En allemand on dit ‘Schattengare’ (littéralement « couche arable à l’ombre"). On ne sais pas si les pédologues anglo-saxons ont mis au point un concept similaire (comment le peuple celtique voit le sol : les gens âgés qui parle irlandais disent « force de la terre » quand ils veulent dire la fertilité des sols ). Quoi qu’il en soit, ‘Schattengare’ indique le fait que très souvent la couche arable du sol est mieux à l’ombre des plantes ou d’autres choses comme des brindilles posées sur le sol. Si on va comparer un sol nu à un sol avec une couverture dense de trèfle par exemple, on constate que, quand le sol devient sec, le trèfle peut rendre le sol dur comme de la pierre, car il aspire toute humidité du sol, mais aussi longtemps que il y a suffisamment d’humidité, le sol sous le trèfle sera mou et friable avec des vers de terre qui rampent à sa surface, même dans la journée, tandis que le sol nu sera très dur.

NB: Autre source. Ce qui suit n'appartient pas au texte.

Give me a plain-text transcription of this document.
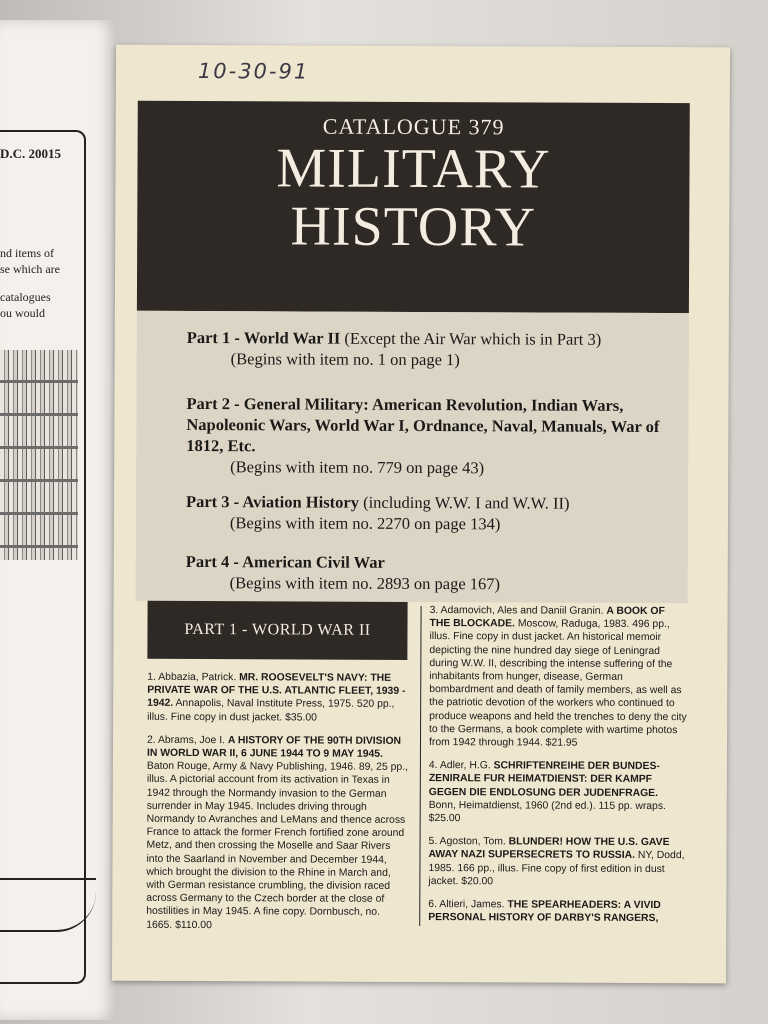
D.C. 20015
nd items of
se which are
catalogues
ou would
10-30-91
CATALOGUE 379
MILITARY
HISTORY
Part 1 - World War II (Except the Air War which is in Part 3)
(Begins with item no. 1 on page 1)
Part 2 - General Military: American Revolution, Indian Wars, Napoleonic Wars, World War I, Ordnance, Naval, Manuals, War of 1812, Etc.
(Begins with item no. 779 on page 43)
Part 3 - Aviation History (including W.W. I and W.W. II)
(Begins with item no. 2270 on page 134)
Part 4 - American Civil War
(Begins with item no. 2893 on page 167)
PART 1 - WORLD WAR II
1. Abbazia, Patrick. MR. ROOSEVELT'S NAVY: THE PRIVATE WAR OF THE U.S. ATLANTIC FLEET, 1939 - 1942. Annapolis, Naval Institute Press, 1975. 520 pp., illus. Fine copy in dust jacket. $35.00
2. Abrams, Joe I. A HISTORY OF THE 90TH DIVISION IN WORLD WAR II, 6 JUNE 1944 TO 9 MAY 1945. Baton Rouge, Army & Navy Publishing, 1946. 89, 25 pp., illus. A pictorial account from its activation in Texas in 1942 through the Normandy invasion to the German surrender in May 1945. Includes driving through Normandy to Avranches and LeMans and thence across France to attack the former French fortified zone around Metz, and then crossing the Moselle and Saar Rivers into the Saarland in November and December 1944, which brought the division to the Rhine in March and, with German resistance crumbling, the division raced across Germany to the Czech border at the close of hostilities in May 1945. A fine copy. Dornbusch, no. 1665. $110.00
3. Adamovich, Ales and Daniil Granin. A BOOK OF THE BLOCKADE. Moscow, Raduga, 1983. 496 pp., illus. Fine copy in dust jacket. An historical memoir depicting the nine hundred day siege of Leningrad during W.W. II, describing the intense suffering of the inhabitants from hunger, disease, German bombardment and death of family members, as well as the patriotic devotion of the workers who continued to produce weapons and held the trenches to deny the city to the Germans, a book complete with wartime photos from 1942 through 1944. $21.95
4. Adler, H.G. SCHRIFTENREIHE DER BUNDES-ZENIRALE FUR HEIMATDIENST: DER KAMPF GEGEN DIE ENDLOSUNG DER JUDENFRAGE. Bonn, Heimatdienst, 1960 (2nd ed.). 115 pp. wraps. $25.00
5. Agoston, Tom. BLUNDER! HOW THE U.S. GAVE AWAY NAZI SUPERSECRETS TO RUSSIA. NY, Dodd, 1985. 166 pp., illus. Fine copy of first edition in dust jacket. $20.00
6. Altieri, James. THE SPEARHEADERS: A VIVID PERSONAL HISTORY OF DARBY'S RANGERS,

Extrait de : Wikipedia.de BODENGARE

L’état d’ameublissement (fermentation du sol) est appelée BODENGARE en allemand en agriculture, c’est la situation idéale d’un sol fertile. Un sol est friable, grumeleux, riche en humus, bien aéré, suffisamment humide et légèrement parcouru par les racines. Ce bon état du sol est caractérisé par des agrégats grumeleux avec une grande stabilité, comme un tissu élastique. Cet état du sol peut être évalué avec le diagnostic à la bêche. Comme une pâte "fermentée" de pain, le sol à l’état d’ameublissement intéressant (BODENGARE) comprend de nombreuses cavités petites et moyennes appelées pores du sol, qui servent de conduites d’air et de stockage de l’eau. Comme une éponge, ce sol peut absorber par exemple des précipitations et dévier les minéraux excédentaires fuitant vers les eaux souterraines.

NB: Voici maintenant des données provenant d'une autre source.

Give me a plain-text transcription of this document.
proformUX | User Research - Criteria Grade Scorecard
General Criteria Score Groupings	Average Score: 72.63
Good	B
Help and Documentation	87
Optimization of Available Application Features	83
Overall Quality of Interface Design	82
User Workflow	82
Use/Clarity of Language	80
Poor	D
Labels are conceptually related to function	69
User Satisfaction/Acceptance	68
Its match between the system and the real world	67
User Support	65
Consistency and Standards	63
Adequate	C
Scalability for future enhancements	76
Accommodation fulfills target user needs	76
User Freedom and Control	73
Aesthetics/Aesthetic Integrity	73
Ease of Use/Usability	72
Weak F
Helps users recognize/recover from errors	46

Une telle structure optimale du sol est appelée structure grumeleuse (Krümel, émiettée comme la mie). Les organismes vivant dans le sol (bactéries, vers, insectes et autres organismes, micro-organismes) influencent le micro-climat et d’eux dépendent une bonne aération et évacuation de l’air. La structure grumeleuse comme la mie est donc une condition préalable à l’existence d’espèces et d’individus de population riches d’organismes.

La structure grumeleuse (Krümel) et donc par la suite, l’état d’ameublissement (Bodengare) peuvent être détruits par un traitement inapproprié, comme le compactage par des équipements lourds, la circulation constante ou par de fortes pluies. De façon optimale afin de maintenir cet état d’ameublissement , sont nécessaires une forte proportion d’humus stable dans le sol, la souplesse suffisante du sol et la fourniture d’engrais organiques, en particulier compost, mais aussi d’engrais vert.

Les allemands décrivent plusieurs causes à un sol perturbé biologiquement : des troubles de structure du sol peuvent être dus à une « perte des agrégats » ou à une contraction des micro-structures (Gefugeschwund) par exemple la destruction de la stabilité des agrégats primaires par peptisation colloïdale, ou à « la perte de maturité/fermentation » (Gareschwund), c’est à dire une faible stabilité une fois émietté par manque de stabilisation biologique « étaiement vivant » (Lebendversbauung).